Ce choix du nom relève d’un rapport intime à la mémoire. Nommer un lieu permet de fixer une identité collective et de maintenir un lien symbolique avec l’espace quitté. Dans les documents et récits historiques, le secteur est parfois désigné comme « New France », appellation informelle qui traduit la perception d’une présence francophone suffisamment marquée pour être remarquée par l’environnement local. Avec le temps, toutefois, l’usage de cette désignation disparaît au profit du seul nom de Besancon.
À partir de la fin du XIXᵉ siècle et surtout au début du XXᵉ siècle, Besancon s’inscrit dans une dynamique plus large de circulation et d’intégration territoriale. La route qui traverse le secteur devient un axe majeur avec l’inauguration, en 1913, de la Lincoln Highway, première route transcontinentale américaine, qui sera ensuite intégrée à la U.S. Route 30. Cette infrastructure relie durablement Besancon aux grands flux économiques et humains du pays. Le lieu n’est plus isolé, mais il ne se transforme pas pour autant en centre urbain. Il conserve son caractère rural, tout en s’insérant dans un réseau de communication national.
Au fil des générations, la communauté évolue. Les descendants des familles fondatrices s’intègrent pleinement à la société américaine. L’usage du français disparaît progressivement, les mariages se diversifient, les pratiques culturelles se transforment. Pourtant, le nom du lieu demeure. Il continue d’apparaître dans les archives paroissiales, les registres généalogiques et les travaux des sociétés historiques locales.
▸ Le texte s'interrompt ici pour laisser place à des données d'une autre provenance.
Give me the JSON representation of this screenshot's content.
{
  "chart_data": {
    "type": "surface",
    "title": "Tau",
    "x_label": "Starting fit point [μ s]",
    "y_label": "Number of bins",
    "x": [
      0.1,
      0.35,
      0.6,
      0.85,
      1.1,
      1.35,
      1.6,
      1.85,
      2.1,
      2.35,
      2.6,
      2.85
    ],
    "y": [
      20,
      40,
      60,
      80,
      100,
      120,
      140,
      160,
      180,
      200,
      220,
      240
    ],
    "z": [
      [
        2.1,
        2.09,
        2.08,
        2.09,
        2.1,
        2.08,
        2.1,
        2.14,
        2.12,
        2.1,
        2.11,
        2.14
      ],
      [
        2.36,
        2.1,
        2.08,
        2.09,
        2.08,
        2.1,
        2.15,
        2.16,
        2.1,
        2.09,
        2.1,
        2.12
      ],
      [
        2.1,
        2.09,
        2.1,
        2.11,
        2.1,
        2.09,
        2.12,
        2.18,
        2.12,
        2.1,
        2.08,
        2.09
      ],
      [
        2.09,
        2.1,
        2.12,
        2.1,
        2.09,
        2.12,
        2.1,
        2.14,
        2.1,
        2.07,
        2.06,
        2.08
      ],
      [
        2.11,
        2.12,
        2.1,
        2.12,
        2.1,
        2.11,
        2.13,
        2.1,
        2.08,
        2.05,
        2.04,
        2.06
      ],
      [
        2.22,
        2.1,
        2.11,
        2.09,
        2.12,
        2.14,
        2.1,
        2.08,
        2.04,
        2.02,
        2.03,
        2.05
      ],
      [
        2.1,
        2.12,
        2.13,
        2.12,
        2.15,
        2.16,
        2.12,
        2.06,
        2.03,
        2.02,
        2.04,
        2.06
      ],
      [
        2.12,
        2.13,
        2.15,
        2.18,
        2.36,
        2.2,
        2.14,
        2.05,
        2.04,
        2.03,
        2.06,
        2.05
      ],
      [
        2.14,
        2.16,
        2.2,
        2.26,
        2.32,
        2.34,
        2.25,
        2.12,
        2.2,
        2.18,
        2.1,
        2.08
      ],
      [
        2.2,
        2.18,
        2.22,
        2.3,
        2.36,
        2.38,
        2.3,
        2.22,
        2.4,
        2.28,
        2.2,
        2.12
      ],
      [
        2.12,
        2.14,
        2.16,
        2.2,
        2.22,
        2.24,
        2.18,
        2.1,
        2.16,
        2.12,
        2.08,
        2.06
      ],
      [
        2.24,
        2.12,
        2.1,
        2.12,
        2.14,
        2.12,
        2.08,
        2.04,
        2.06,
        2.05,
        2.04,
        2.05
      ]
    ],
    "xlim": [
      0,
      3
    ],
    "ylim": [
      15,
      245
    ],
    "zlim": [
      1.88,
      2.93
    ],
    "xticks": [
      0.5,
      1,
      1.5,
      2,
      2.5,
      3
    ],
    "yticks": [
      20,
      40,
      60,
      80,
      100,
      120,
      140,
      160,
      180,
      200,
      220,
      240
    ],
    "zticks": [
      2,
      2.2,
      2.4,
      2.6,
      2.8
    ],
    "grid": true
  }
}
Aujourd’hui, Besancon n’existe plus comme entité administrative, mais comme un site historique reconnu à l’échelle locale. Son identité repose essentiellement sur l’église St. Louis Besancon, le cimetière ancien et les archives conservées par les institutions religieuses et les associations patrimoniales. Il ne s’agit ni d’un lieu touristique ni d’un espace revendiquant une identité particulière, mais d’un fragment d’histoire inscrit durablement dans le paysage du Midwest.
L’histoire de Besancon, Indiana, illustre avec précision la manière dont des communautés européennes ont contribué à façonner les États-Unis ruraux, loin des grandes villes et des récits nationaux dominants. Elle ne relève ni du mythe ni de l’anecdote, mais d’un processus historique documenté, fondé sur des migrations identifiées, des dates établies et des institutions durables. Un nom français, sans accent, conservé depuis près de deux siècles au cœur de l’Indiana, non comme un symbole spectaculaire, mais comme une trace continue de l’histoire migratoire européenne en Amérique du Nord.